Access to abortion and access to harm reduction share similar roots as criminalized forms of health support rooted in community-based knowledge and sharing. Harm reduction information has always operated as outside the system care, facing institutional barriers of criminalization and barriers to accessing sustainable, state-based funding. Over the last few years, harm reduction has begun to push back on the increasing penalties for paraphernalia and distribution, showing how these compromise health outcomes for people who use substances, and access to information, support, and tools make life possible for people who use substances. As abortion access has seen increases in criminalization and other penalties over the last few years, we will need to apply the same values, and push for the use of evidence-based approaches in support of health, and not punishment.

And both of these efforts of criminalization have a racialized history, disproportionately impacting people, families and communities of color Just as we can trace the drug war back to the moralizing and stereotyping of Latine, Asian and Black communities as substance users and traffickers, pregnant people of color have already been targeted for criminalization for termination of pregnancy. In April, a woman in Texas who self-induced her abortion was arrested, with advocates calling it a scare tactic for pregnant people in the state. Of the women who have been arrested and charged for miscarriages, substance using people and women of the global majority are disproportionately represented.

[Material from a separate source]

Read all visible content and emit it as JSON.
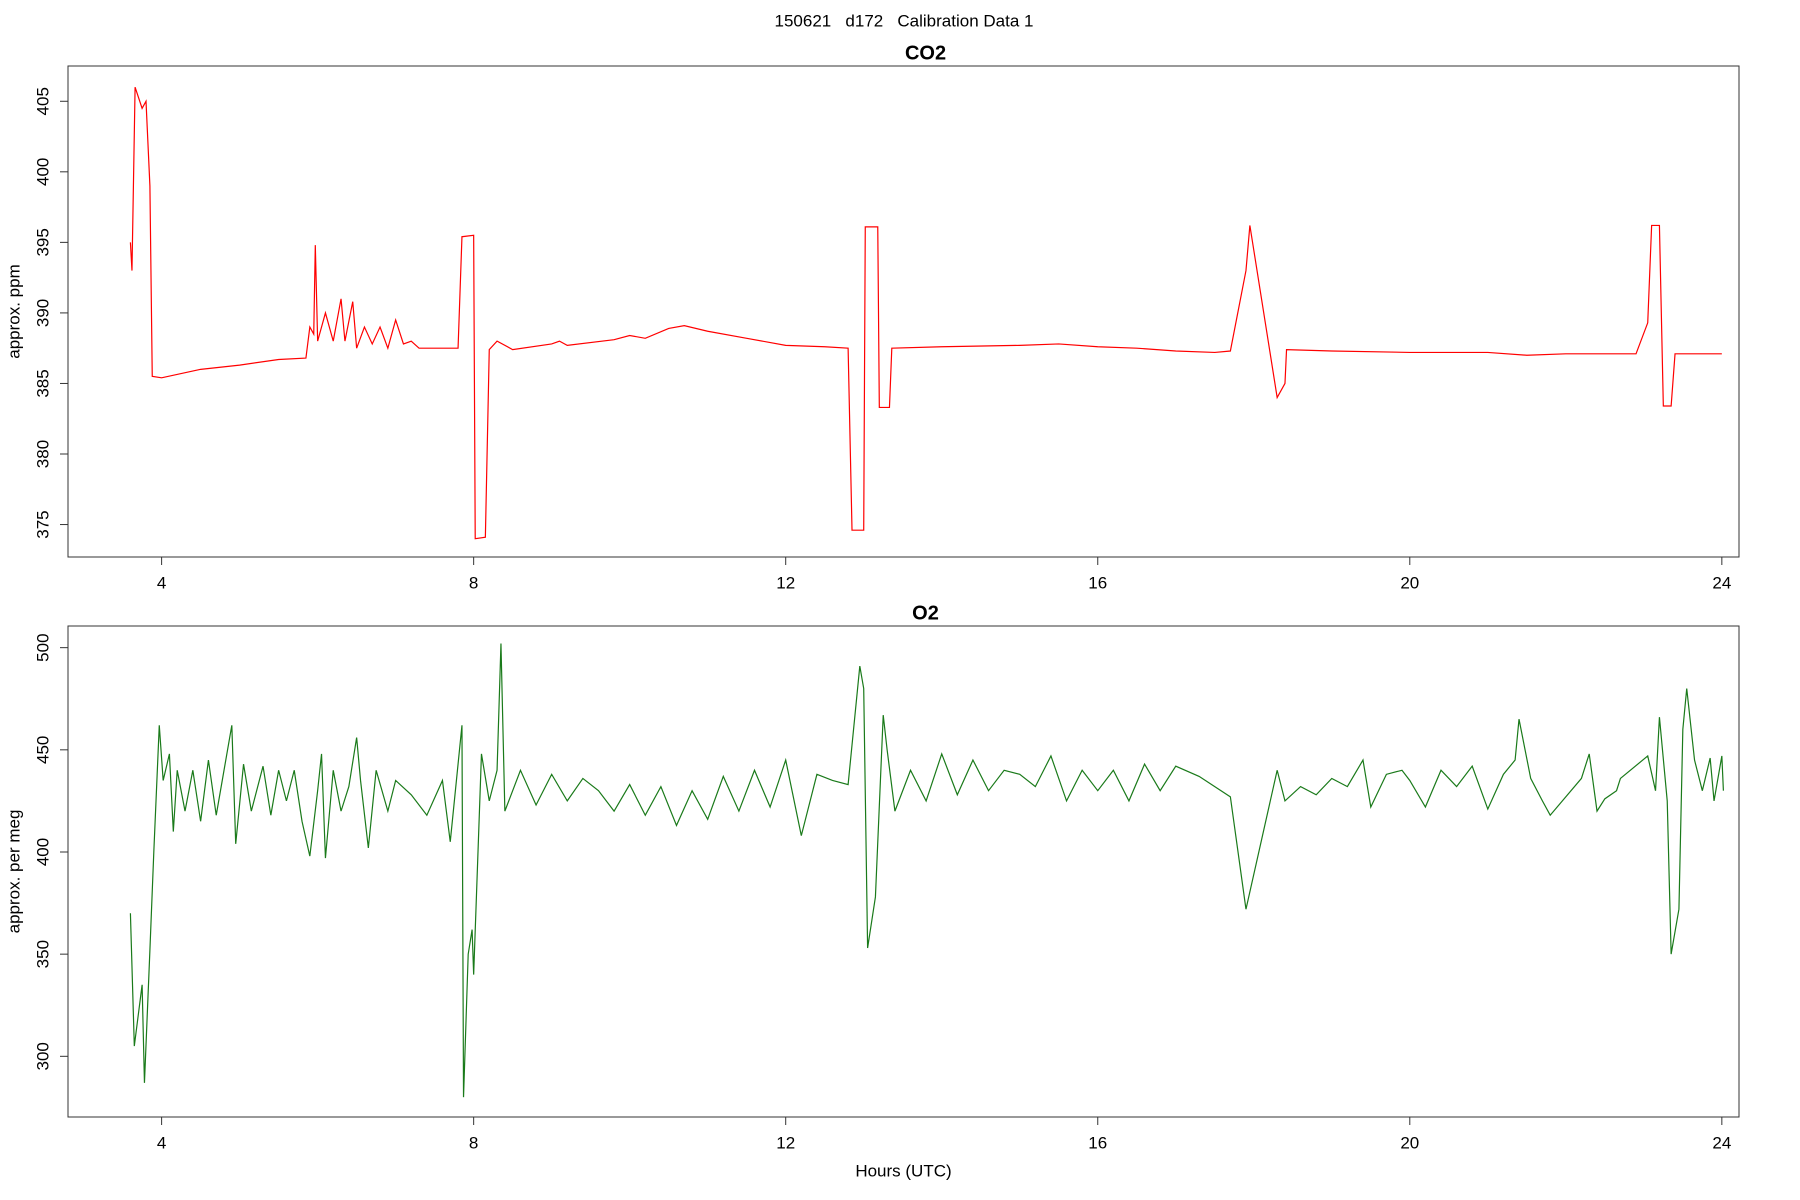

Just as the drug war was meant to destroy racialized families, criminalization of abortion has squarely targeted women of color’s ability to make decisions for their own reproductive health and autonomy.

Connections in Advocacy

There are clear, tangible ways in which harm reduction advocacy can move to become a strong voice in the need for evidence and science-based efforts to expand care. As proponents of anti-criminalization efforts, more space must be given to the weaponization of the legal system to cause harm, instead of bring justice, to marginalized people and families. As advocates of thoughtful amoral drug scheduling, the pills which offer medication-based abortion, as opposed to clinic-based, aspiration abortion, are unnecesarily restricted by the FDA, despite being safer than Advil. As a community who knows the impact of letting moral determinations overrule the need for health and safety, access to abortion care is an integral part of these dialogues.

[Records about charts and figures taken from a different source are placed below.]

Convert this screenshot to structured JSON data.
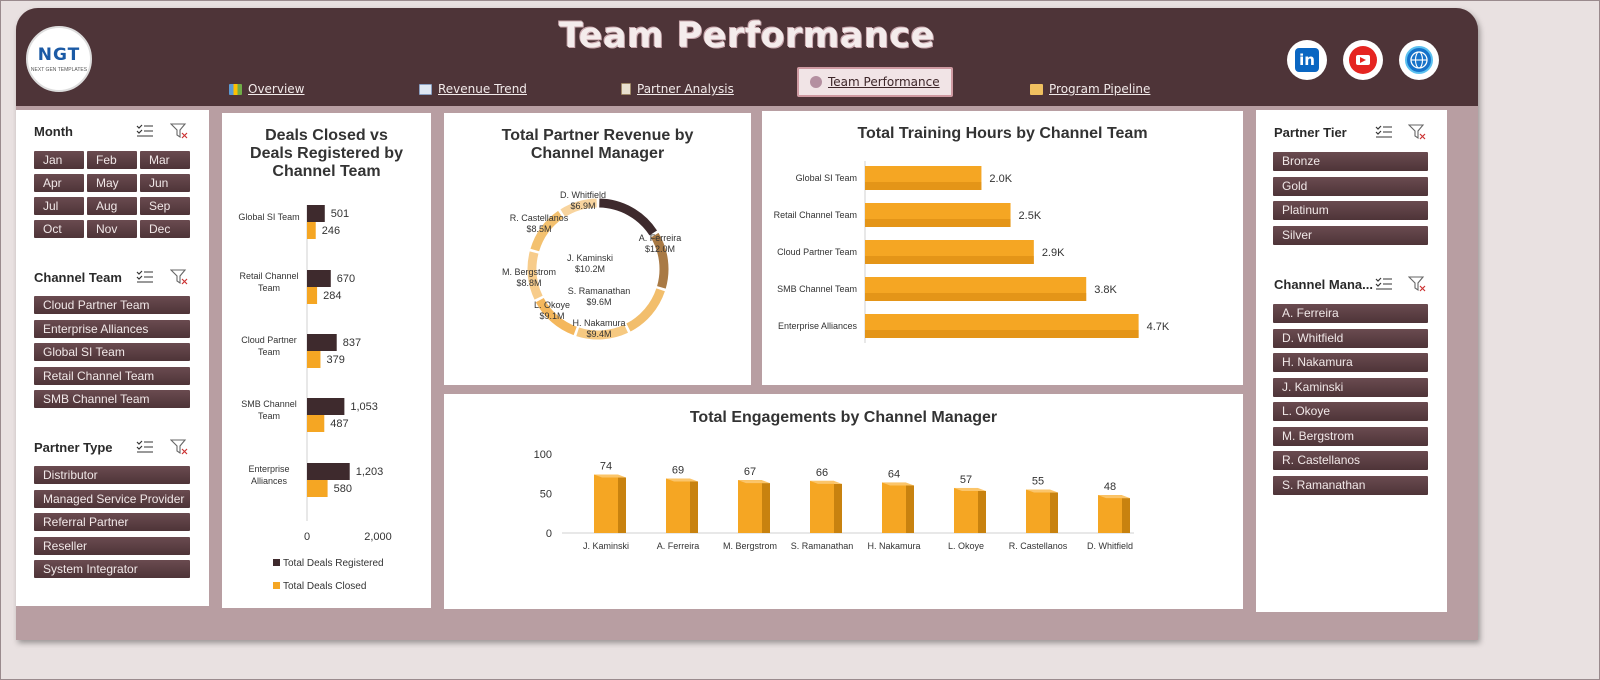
{
  "header": {
    "title": "Team Performance",
    "logo_text": "NGT",
    "logo_sub": "NEXT GEN TEMPLATES",
    "nav": [
      {
        "label": "Overview",
        "icon": "overview-icon"
      },
      {
        "label": "Revenue Trend",
        "icon": "trend-icon"
      },
      {
        "label": "Partner Analysis",
        "icon": "clipboard-icon"
      },
      {
        "label": "Team Performance",
        "icon": "team-icon"
      },
      {
        "label": "Program Pipeline",
        "icon": "folder-icon"
      }
    ],
    "social": {
      "linkedin": "in"
    }
  },
  "slicers": {
    "month": {
      "title": "Month",
      "items": [
        "Jan",
        "Feb",
        "Mar",
        "Apr",
        "May",
        "Jun",
        "Jul",
        "Aug",
        "Sep",
        "Oct",
        "Nov",
        "Dec"
      ]
    },
    "channel_team": {
      "title": "Channel Team",
      "items": [
        "Cloud Partner Team",
        "Enterprise Alliances",
        "Global SI Team",
        "Retail Channel Team",
        "SMB Channel Team"
      ]
    },
    "partner_type": {
      "title": "Partner Type",
      "items": [
        "Distributor",
        "Managed Service Provider",
        "Referral Partner",
        "Reseller",
        "System Integrator"
      ]
    },
    "partner_tier": {
      "title": "Partner Tier",
      "items": [
        "Bronze",
        "Gold",
        "Platinum",
        "Silver"
      ]
    },
    "channel_manager": {
      "title": "Channel Mana...",
      "items": [
        "A. Ferreira",
        "D. Whitfield",
        "H. Nakamura",
        "J. Kaminski",
        "L. Okoye",
        "M. Bergstrom",
        "R. Castellanos",
        "S. Ramanathan"
      ]
    }
  },
  "colors": {
    "dark": "#4e3438",
    "accent": "#f5a623",
    "bar_dark": "#3e2a2d"
  },
  "chart_data": [
    {
      "type": "bar",
      "title_lines": [
        "Deals Closed vs",
        "Deals Registered by",
        "Channel Team"
      ],
      "categories": [
        "Global SI Team",
        "Retail Channel Team",
        "Cloud Partner Team",
        "SMB Channel Team",
        "Enterprise Alliances"
      ],
      "category_lines": [
        [
          "Global SI Team"
        ],
        [
          "Retail Channel",
          "Team"
        ],
        [
          "Cloud Partner",
          "Team"
        ],
        [
          "SMB Channel",
          "Team"
        ],
        [
          "Enterprise",
          "Alliances"
        ]
      ],
      "series": [
        {
          "name": "Total Deals Registered",
          "values": [
            501,
            670,
            837,
            1053,
            1203
          ],
          "labels": [
            "501",
            "670",
            "837",
            "1,053",
            "1,203"
          ]
        },
        {
          "name": "Total Deals Closed",
          "values": [
            246,
            284,
            379,
            487,
            580
          ],
          "labels": [
            "246",
            "284",
            "379",
            "487",
            "580"
          ]
        }
      ],
      "xlim": [
        0,
        2000
      ],
      "ticks": [
        0,
        2000
      ],
      "tick_labels": [
        "0",
        "2,000"
      ],
      "legend": "bottom"
    },
    {
      "type": "pie",
      "title_lines": [
        "Total Partner Revenue by",
        "Channel Manager"
      ],
      "slices": [
        {
          "name": "A. Ferreira",
          "value": 12.0,
          "label": "$12.0M"
        },
        {
          "name": "J. Kaminski",
          "value": 10.2,
          "label": "$10.2M"
        },
        {
          "name": "S. Ramanathan",
          "value": 9.6,
          "label": "$9.6M"
        },
        {
          "name": "H. Nakamura",
          "value": 9.4,
          "label": "$9.4M"
        },
        {
          "name": "L. Okoye",
          "value": 9.1,
          "label": "$9.1M"
        },
        {
          "name": "M. Bergstrom",
          "value": 8.8,
          "label": "$8.8M"
        },
        {
          "name": "R. Castellanos",
          "value": 8.5,
          "label": "$8.5M"
        },
        {
          "name": "D. Whitfield",
          "value": 6.9,
          "label": "$6.9M"
        }
      ]
    },
    {
      "type": "bar",
      "title": "Total Training Hours by Channel Team",
      "categories": [
        "Global SI Team",
        "Retail Channel Team",
        "Cloud Partner Team",
        "SMB Channel Team",
        "Enterprise Alliances"
      ],
      "values": [
        2000,
        2500,
        2900,
        3800,
        4700
      ],
      "labels": [
        "2.0K",
        "2.5K",
        "2.9K",
        "3.8K",
        "4.7K"
      ],
      "xlim": [
        0,
        5000
      ]
    },
    {
      "type": "bar",
      "title": "Total Engagements by Channel Manager",
      "categories": [
        "J. Kaminski",
        "A. Ferreira",
        "M. Bergstrom",
        "S. Ramanathan",
        "H. Nakamura",
        "L. Okoye",
        "R. Castellanos",
        "D. Whitfield"
      ],
      "values": [
        74,
        69,
        67,
        66,
        64,
        57,
        55,
        48
      ],
      "ylim": [
        0,
        100
      ],
      "ticks": [
        0,
        50,
        100
      ]
    }
  ]
}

But harm reduction can also offer a great deal more to the pregnant and parenting, substance using people who come to the drop-ins, those who are stigmatized out, or those with access needs such as childcare to come. While abortion access is a clear need which is best served with more locations, information and offerings, many substance users want to maintain pregnancies, and fight hard to be great parents. More accessibility options should be made available, including offering child-care at drop-ins and exchanges or creating drug user spaces which are friendly to children. Information for safer substance use should include information on what that means for pregnant and chest-feeding parents. Anti-stigma work can mean more people to speak to and places to share the challenges of using while being a caregiver. Fighting mandatory reporting laws which consider these behaviors abuse or neglect can create safer support networks and health care options for people who fear losing custody.

The more we can integrate conversations of harm reduction and reproductive justice, the more we can serve both movements. Then, people who are pregnant and substance users will find only more opportunities to show up and be seen as whole, multi-faceted people.